Count Mikhail Fedotovich Kamensky (Михаи́л Федо́тович Каме́нский; – ) was a Russian nobleman and a noted field marshal, who distinguished himself in the Catherinian wars and the Napoleonic campaigns.

== Biography ==
Mikhail Kamensky served as a volunteer in the French Army in 1758–1759. He then took part in the Seven Years' War. In 1783, Kamensky was appointed as the governor general of Ryazan and Tambov Governorates. During the war with Turkey, in 1788, he defeated the Turks at the Moldavian settlement of Gangur. In the previous war with the Turks, he had helped Alexander Suvorov, who had earned a reputation as one of Russia's great generals, to win the victory at Kozludzha, which ended the war.
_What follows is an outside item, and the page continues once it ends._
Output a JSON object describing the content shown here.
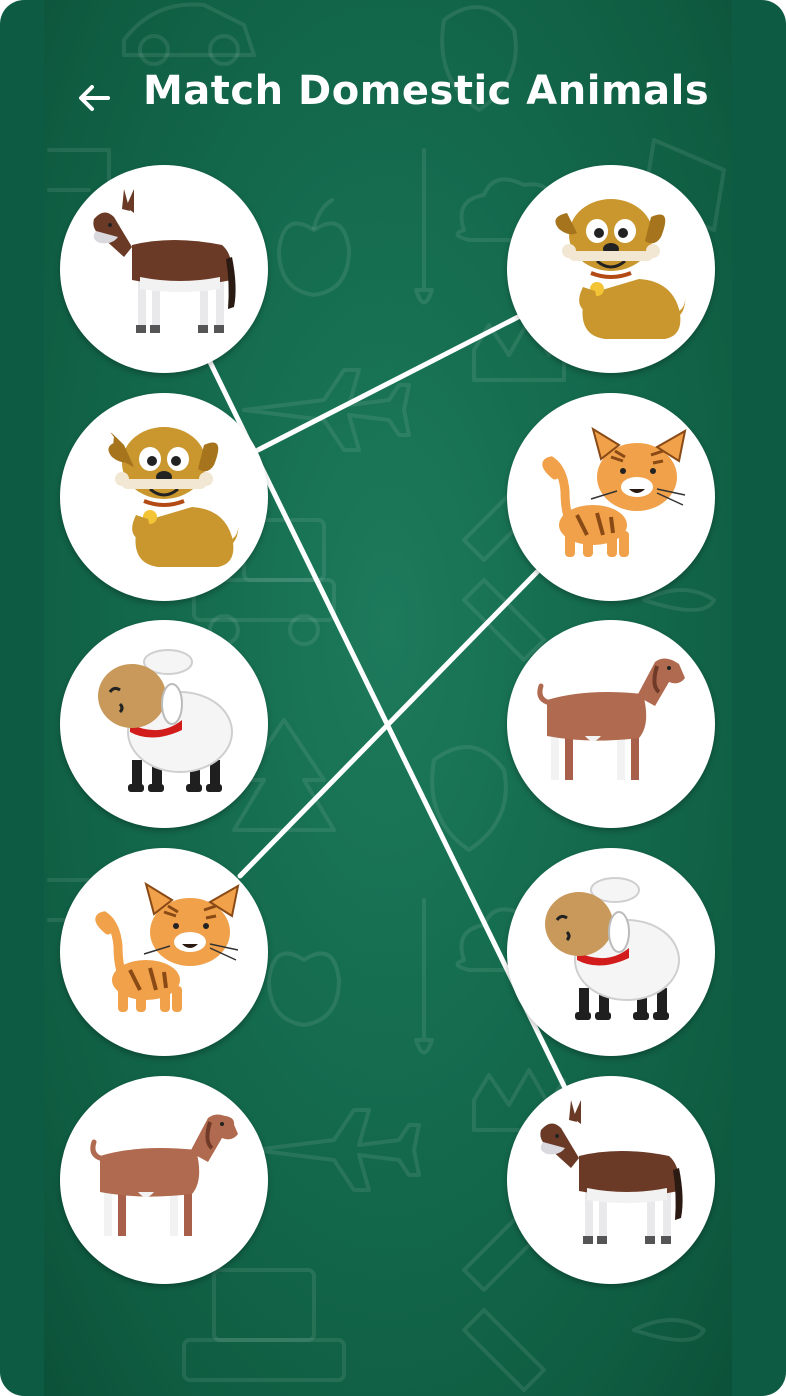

When prince Potemkin fell ill and entrusted his command of the army to Mikhail Kakhovsky, Kamensky refused to subordinate himself, referring to his seniority. For this, he was discharged from military service.

On 5 April 1797, Emperor Paul I granted Kamensky the title of count in the Russian Empire and made him retire. In 1806, Alexander I of Russia appointed him commander-in-chief of the Russian army in Prussia, which had been fighting the French armies of Napoleon. After six days of being in command, on the eve of the battle of Pułtusk, he transferred the command to Friedrich Wilhelm Graf von Buxhoeveden under pretence of illness and left for his estate near Oryol.

==Death==
Kamensky was notorious for his maltreatment of his serfs, and he was killed by one of them on 12 August 1809, at the age of 71. His death occasioned a sentimental poem by Vasily Andreyevich Zhukovsky, Russian poet of the 1810s and a leading figure in Russian literature in the first half of the 19th century.

==Descendants==
He was married to Princess Anna Pavlovna Shcherbatova (1749–1826), the daughter of Prince Pavel Nikolaevich Shcherbatov (1722–1781), and his wife, Princess Maria Feodorovna Golitsyna (1709–1769).

He was the father of two Russian generals: Sergei Mikhailovich Kamensky and Nikolai Mikhailovich Kamensky. Through his son Sergei, British actress and Academy Awards winner, Helen Mirren, DBE and her cousin, Tania Mallet, an actress, model and former Bond girl are also among his direct descendants.